Perhaps the seating is with the hopes of the Kennedy Cap happening in the near future? Wishful thinking, but one can hope…
just think of the Kennedy like a river flowing by. What a beautiful site.
I would have moved the tower to the East side of land and had some kind of wall along Kennedy. I looked at a condo once that close and it was loud with the sound proof windows closed, could not imagine sitting there on a patio.
Looks like it’s just a walkway to me. The person sitting is inside.
I think the original plans which were approved should go through with the original height and design. Enough of this shortening every new development just because some nosy alderman doesn’t like it. Too damned bad it was approved by the city council as originally designed.
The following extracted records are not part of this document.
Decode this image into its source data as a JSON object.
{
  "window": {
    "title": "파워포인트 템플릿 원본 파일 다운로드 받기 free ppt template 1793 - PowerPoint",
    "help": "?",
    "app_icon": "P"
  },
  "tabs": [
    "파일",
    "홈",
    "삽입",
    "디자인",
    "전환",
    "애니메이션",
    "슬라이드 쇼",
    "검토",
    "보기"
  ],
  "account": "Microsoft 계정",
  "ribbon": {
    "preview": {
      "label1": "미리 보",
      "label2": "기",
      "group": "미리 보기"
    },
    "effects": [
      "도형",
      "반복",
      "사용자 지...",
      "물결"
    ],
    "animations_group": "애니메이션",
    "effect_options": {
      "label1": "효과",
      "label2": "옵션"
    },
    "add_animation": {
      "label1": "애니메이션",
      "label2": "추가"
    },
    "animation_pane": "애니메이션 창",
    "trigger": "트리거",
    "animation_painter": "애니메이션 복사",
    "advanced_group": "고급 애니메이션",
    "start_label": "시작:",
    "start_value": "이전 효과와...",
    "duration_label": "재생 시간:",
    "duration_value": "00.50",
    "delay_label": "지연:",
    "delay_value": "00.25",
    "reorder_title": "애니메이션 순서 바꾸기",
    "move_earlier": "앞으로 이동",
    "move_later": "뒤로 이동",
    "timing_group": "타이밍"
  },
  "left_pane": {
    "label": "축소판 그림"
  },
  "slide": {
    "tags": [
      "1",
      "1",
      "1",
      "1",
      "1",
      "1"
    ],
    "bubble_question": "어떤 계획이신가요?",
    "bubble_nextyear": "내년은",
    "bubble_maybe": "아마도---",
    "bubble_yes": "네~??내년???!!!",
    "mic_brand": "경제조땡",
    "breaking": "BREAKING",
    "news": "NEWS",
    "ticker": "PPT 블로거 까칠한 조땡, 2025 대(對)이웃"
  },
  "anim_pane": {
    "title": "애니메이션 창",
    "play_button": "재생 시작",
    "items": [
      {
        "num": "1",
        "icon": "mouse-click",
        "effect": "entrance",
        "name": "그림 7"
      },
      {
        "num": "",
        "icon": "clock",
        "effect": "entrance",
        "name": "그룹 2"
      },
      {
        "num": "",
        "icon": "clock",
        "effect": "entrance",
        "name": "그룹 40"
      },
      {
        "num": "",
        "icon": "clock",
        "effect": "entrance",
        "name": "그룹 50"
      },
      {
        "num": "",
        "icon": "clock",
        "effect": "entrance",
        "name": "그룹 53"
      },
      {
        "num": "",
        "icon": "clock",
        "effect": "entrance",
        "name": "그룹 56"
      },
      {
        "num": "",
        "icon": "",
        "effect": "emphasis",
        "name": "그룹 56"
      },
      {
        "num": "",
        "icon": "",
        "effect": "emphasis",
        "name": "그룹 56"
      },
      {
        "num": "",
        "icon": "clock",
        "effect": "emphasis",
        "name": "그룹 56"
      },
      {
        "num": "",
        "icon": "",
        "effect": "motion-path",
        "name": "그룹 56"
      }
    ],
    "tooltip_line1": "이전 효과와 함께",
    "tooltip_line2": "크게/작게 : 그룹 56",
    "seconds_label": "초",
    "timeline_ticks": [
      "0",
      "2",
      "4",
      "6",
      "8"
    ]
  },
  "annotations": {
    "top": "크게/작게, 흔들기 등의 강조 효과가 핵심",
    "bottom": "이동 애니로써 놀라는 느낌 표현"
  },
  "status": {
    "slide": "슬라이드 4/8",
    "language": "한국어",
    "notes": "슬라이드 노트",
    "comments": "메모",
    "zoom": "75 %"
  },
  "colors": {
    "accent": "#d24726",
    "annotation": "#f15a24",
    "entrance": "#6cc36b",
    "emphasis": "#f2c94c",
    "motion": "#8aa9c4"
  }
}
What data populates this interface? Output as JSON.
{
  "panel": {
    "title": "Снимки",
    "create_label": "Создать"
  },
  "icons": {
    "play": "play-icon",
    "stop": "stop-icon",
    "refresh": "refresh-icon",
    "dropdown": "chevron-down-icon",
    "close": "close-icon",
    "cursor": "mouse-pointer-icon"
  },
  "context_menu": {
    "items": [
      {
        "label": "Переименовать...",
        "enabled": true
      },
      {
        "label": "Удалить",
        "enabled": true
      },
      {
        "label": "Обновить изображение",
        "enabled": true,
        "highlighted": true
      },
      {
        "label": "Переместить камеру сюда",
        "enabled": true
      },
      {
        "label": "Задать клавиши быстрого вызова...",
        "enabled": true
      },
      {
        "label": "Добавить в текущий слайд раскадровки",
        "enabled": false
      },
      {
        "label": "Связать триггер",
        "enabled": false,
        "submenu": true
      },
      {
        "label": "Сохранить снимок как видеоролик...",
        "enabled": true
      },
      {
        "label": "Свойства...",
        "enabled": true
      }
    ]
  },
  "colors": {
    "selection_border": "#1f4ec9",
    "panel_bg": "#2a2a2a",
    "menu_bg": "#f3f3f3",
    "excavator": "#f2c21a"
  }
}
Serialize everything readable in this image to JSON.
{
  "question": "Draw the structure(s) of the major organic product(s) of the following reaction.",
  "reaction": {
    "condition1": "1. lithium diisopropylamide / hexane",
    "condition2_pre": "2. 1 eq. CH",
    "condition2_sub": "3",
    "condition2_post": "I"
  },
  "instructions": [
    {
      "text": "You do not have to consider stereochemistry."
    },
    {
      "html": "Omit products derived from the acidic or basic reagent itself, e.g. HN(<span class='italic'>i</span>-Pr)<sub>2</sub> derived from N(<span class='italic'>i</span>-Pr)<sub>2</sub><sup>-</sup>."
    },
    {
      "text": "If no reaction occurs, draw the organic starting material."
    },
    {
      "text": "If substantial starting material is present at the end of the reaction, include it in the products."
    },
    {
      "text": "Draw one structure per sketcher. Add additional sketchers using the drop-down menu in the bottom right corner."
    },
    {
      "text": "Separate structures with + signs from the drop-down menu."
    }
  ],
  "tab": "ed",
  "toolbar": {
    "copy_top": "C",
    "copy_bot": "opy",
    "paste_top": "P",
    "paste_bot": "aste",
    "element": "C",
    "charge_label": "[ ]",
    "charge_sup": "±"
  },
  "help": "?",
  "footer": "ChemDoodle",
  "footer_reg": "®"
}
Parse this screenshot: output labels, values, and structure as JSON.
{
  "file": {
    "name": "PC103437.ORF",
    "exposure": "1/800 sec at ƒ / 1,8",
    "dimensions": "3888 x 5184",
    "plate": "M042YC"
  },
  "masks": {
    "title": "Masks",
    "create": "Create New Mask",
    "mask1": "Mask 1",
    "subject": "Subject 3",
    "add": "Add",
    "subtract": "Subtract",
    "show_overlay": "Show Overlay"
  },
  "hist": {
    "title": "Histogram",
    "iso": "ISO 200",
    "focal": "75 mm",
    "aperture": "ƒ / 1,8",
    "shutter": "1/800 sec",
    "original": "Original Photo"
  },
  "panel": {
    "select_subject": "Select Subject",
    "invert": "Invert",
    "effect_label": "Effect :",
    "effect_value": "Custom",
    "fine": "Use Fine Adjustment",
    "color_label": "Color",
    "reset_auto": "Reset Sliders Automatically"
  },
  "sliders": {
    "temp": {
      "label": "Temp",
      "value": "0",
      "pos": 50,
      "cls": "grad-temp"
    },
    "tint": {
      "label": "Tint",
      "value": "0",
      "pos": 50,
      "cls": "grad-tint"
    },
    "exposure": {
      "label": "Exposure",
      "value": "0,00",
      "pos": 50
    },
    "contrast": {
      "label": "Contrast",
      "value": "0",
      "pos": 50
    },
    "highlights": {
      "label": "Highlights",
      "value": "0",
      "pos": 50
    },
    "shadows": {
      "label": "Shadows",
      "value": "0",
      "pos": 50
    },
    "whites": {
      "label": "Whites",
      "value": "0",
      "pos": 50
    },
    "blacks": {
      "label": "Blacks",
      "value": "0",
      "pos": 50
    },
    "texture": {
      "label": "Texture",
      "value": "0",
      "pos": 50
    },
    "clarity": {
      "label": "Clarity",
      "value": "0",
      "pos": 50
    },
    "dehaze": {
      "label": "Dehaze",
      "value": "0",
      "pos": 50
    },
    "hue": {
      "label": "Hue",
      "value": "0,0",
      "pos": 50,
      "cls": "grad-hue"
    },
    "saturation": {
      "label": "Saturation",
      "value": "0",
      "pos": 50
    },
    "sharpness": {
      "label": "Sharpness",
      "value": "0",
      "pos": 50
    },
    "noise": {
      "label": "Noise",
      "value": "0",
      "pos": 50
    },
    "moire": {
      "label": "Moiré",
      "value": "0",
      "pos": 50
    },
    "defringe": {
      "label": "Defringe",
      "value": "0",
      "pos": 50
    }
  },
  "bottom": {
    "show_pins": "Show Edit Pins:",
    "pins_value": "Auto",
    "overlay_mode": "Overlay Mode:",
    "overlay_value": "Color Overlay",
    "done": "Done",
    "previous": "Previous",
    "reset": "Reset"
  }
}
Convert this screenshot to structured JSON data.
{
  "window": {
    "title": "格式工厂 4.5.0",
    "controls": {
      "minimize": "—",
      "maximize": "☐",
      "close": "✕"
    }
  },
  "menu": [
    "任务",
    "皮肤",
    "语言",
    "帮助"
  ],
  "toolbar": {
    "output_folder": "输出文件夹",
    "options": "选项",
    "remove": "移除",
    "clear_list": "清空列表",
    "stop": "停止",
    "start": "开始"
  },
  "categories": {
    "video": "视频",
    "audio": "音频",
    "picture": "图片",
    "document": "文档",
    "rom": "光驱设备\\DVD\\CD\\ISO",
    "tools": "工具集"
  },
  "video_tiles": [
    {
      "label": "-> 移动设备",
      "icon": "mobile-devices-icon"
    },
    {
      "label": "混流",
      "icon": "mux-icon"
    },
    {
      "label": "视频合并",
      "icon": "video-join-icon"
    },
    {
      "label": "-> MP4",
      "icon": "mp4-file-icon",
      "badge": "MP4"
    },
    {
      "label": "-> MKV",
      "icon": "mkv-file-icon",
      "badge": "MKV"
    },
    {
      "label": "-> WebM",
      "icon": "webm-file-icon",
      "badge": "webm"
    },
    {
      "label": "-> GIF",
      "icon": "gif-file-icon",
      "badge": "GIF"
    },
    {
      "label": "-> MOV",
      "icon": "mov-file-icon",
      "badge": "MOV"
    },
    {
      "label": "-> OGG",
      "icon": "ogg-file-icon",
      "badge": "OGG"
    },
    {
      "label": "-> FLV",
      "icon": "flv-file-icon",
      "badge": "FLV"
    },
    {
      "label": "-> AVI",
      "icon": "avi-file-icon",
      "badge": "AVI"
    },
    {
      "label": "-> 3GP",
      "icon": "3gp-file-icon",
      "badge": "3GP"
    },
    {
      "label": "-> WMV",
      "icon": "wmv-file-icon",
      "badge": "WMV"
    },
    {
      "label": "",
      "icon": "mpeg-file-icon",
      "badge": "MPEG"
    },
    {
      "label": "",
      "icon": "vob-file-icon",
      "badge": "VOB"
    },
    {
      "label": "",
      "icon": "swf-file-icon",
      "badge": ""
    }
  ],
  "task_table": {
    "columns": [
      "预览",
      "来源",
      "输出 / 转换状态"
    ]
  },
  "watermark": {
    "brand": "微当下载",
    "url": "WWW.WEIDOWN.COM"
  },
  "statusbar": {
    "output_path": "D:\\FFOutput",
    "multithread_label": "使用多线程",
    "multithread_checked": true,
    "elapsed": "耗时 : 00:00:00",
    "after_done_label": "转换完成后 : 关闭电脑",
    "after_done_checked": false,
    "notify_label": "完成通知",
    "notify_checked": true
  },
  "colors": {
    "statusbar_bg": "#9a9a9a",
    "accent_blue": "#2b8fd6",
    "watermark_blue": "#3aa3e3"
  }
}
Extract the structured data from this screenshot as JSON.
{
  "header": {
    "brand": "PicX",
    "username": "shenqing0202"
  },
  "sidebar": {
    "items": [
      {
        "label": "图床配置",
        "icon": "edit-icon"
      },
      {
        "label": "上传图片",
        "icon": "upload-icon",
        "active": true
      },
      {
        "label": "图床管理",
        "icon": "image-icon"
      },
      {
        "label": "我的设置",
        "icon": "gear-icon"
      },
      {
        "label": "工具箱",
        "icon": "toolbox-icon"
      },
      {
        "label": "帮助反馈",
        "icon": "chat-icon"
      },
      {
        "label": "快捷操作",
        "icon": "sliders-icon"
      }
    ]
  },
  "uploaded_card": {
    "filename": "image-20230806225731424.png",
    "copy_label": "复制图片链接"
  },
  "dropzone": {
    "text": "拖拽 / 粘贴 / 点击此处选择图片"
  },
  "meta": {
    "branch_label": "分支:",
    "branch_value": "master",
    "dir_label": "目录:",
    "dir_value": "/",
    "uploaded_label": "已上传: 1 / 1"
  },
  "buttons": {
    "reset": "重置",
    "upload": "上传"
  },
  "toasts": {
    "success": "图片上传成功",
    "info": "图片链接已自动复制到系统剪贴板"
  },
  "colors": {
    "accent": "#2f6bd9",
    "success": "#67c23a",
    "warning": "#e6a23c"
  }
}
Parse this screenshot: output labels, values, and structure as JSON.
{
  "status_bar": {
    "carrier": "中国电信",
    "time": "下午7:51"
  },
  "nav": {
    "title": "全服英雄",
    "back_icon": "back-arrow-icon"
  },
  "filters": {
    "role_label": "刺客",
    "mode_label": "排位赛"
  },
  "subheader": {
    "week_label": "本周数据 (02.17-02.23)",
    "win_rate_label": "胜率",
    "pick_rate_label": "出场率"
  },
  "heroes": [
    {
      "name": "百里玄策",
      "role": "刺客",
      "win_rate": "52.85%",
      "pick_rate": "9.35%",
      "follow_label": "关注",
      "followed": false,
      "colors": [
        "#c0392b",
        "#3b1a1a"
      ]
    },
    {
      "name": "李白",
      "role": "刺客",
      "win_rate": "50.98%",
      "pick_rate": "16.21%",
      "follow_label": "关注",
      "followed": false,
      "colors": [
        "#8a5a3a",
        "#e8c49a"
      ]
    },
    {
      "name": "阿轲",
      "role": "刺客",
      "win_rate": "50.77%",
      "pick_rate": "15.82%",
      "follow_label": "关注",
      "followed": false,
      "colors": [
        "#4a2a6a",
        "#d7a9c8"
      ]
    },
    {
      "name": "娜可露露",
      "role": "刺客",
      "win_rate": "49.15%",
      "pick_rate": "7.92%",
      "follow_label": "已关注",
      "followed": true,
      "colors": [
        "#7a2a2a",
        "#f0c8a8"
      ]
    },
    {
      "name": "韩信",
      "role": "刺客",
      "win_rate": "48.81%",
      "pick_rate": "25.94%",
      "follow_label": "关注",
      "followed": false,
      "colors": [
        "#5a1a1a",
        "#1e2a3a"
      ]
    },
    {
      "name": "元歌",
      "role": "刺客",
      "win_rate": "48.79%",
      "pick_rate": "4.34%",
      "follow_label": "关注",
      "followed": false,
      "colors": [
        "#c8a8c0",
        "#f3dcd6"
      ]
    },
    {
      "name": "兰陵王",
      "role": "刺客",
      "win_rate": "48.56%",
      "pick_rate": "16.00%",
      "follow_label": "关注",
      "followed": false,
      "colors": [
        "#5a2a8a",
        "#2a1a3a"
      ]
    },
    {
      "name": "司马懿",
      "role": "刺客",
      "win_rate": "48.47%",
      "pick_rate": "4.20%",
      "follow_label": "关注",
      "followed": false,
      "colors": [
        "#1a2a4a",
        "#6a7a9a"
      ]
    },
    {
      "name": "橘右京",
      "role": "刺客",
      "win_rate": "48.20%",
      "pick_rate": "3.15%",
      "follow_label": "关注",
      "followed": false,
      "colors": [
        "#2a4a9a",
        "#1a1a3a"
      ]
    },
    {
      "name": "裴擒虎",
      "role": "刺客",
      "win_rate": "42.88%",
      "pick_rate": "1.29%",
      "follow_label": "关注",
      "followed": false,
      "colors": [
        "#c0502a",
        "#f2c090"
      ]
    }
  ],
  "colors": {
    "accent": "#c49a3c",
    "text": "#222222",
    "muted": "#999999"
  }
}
Wasting all that land that could support more development with a podium should be forbidden in this city. There needs to be a mechanism in the zoning laws to force developers to maximize the land to stop these sprawling appendages. This design form creates gaps in the built environment and weakens intensity. One building on a lot this size is a density killer.
I don’t think we can blame the city for this one being scaled down as it was approved. This comes down to developer ambition here. Of course anything slightly interesting that provides some contrast in the design would be axed.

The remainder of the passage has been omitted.